Almost the same team that had taken the club to that Manchester final was stung three months later by FC Kaunas before the new domestic season had begun.
Rangers simply did not play well enough in the 0-0 draw at Ibrox or the 2-1 away defeat, yet the tie did highlight the precariousness of Smith's stature at Ibrox and the nature of Scottish clubs in European competition.
Beaten Uefa Cup finalists, Rangers, by dint of a poor Scottish co-efficient, were forced into an all-or-nothing match, where defeat meant expulsion from Europe before some fans had returned from their summer holidays.
Further, Smith had not strengthened his ageing squad after the glut of games the previous season and a support once accustomed to big summer signings was left bereft of new heroes and European football.
When Smith took over from Graeme Souness as Rangers boss in April 1991 his subsequent seven-year tenure was every bit the rollercoaster of recent years.
Famously, he led Rangers to within 90 minutes of the Champions League final in season 1992/93, its first year after its rebranding, a campaign marked by no losses in 10 games against teams such as Leeds United, CSKA Moscow and Marseille.

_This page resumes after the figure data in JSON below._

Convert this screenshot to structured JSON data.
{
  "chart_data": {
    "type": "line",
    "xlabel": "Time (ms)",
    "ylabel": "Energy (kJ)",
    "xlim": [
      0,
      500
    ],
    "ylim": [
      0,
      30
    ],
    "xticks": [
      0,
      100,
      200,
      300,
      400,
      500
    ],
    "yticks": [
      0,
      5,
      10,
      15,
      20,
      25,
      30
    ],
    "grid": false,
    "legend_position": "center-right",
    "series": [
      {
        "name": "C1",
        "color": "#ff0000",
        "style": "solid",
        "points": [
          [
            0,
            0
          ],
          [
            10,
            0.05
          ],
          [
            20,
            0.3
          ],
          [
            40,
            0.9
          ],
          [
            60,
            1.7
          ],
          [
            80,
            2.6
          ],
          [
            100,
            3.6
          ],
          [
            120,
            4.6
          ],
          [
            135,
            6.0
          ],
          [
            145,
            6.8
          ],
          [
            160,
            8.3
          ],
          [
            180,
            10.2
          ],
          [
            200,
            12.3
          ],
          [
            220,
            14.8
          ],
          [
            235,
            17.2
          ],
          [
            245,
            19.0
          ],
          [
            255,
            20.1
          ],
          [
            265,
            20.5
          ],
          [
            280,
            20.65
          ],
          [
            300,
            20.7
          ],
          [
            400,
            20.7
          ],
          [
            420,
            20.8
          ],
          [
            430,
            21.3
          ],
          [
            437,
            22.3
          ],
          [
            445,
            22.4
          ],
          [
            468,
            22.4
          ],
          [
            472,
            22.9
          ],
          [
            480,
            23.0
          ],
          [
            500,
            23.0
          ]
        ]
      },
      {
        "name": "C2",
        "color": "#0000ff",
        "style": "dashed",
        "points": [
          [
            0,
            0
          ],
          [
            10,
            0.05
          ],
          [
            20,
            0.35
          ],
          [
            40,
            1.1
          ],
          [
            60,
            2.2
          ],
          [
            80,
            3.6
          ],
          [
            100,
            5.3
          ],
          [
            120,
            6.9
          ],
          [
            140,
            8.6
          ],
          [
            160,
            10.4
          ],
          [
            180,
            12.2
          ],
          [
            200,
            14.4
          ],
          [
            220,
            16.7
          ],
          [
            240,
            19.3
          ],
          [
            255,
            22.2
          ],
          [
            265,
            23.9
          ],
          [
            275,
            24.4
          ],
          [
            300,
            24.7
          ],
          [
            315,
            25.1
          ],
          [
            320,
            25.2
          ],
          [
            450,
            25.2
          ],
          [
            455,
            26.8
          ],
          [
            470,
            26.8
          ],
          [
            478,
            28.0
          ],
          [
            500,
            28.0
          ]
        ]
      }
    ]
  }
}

On either side of that, though, there were exits on the away goals rule at the first hurdle by Sparta Prague in 1991 in the old European Cup and by Levski Sofia in the Champions League in 1993.
As Smith began to work his way to nine league titles in a row, so the challenge of Europe [as opposed to in Europe] returned with regularity.
Smith is preparing for his 60th match in Europe's premier contest
August 1994 pitched Rangers against AEK Athens and produced another qualifying round defeat. Then, as now, the step up from the Scottish Premier League to the Champions League was considerable.
The following season, with Paul Gascoigne in midfield adding to Brian Laudrup's creative talents, Rangers survived a nervy qualifying encounter against Anorthosis Famagusta to reach the Champions League where they faced Steaua Bucharest, Borussia Dortmund and Juventus.
Rangers shared four goals in both their ties with the Bundesliga side, but Smith, in the 4-0 and 4-1 thrashings meted out by the Fabrizio Ravanelli and Allesandro Del Piero-inspired Juve, could have heard the echo of his wails in the canyon between the Scots and the Italians.
With another league trophy secured, Smith's men were applauded off the pitch by the fans of Alania Vladikavkaz after their 10-3 aggregate demolition of the Russians in the 1996/97 Champions League qualifier.
Their reward was a group including Grasshoppers, Auxerre and Ajax. A 3-0 opening reverse to the Swiss stunned the Scots, attracting the now familiar accusation that "Rangers can't cut it in Europe".
The three consecutive defeats that followed, including a 4-1 pasting by Ajax, added weight to the critics' claim.
In his final season before heading to Everton, Smith was denied another Champions League campaign when Rangers lost to IFK Gothenburg in the second qualifying round, having knocked out GI Gotu.
Smith had a decade to lick his wounds before entering the fray once more three years ago.
Victory over the Green Crocodiles of Bursaspor on Tuesday would reward him for his persistence in the Champions League - and help to seed Rangers in the Europa League in the new year.
The great Ataturk would admire his appetite for battling against the odds.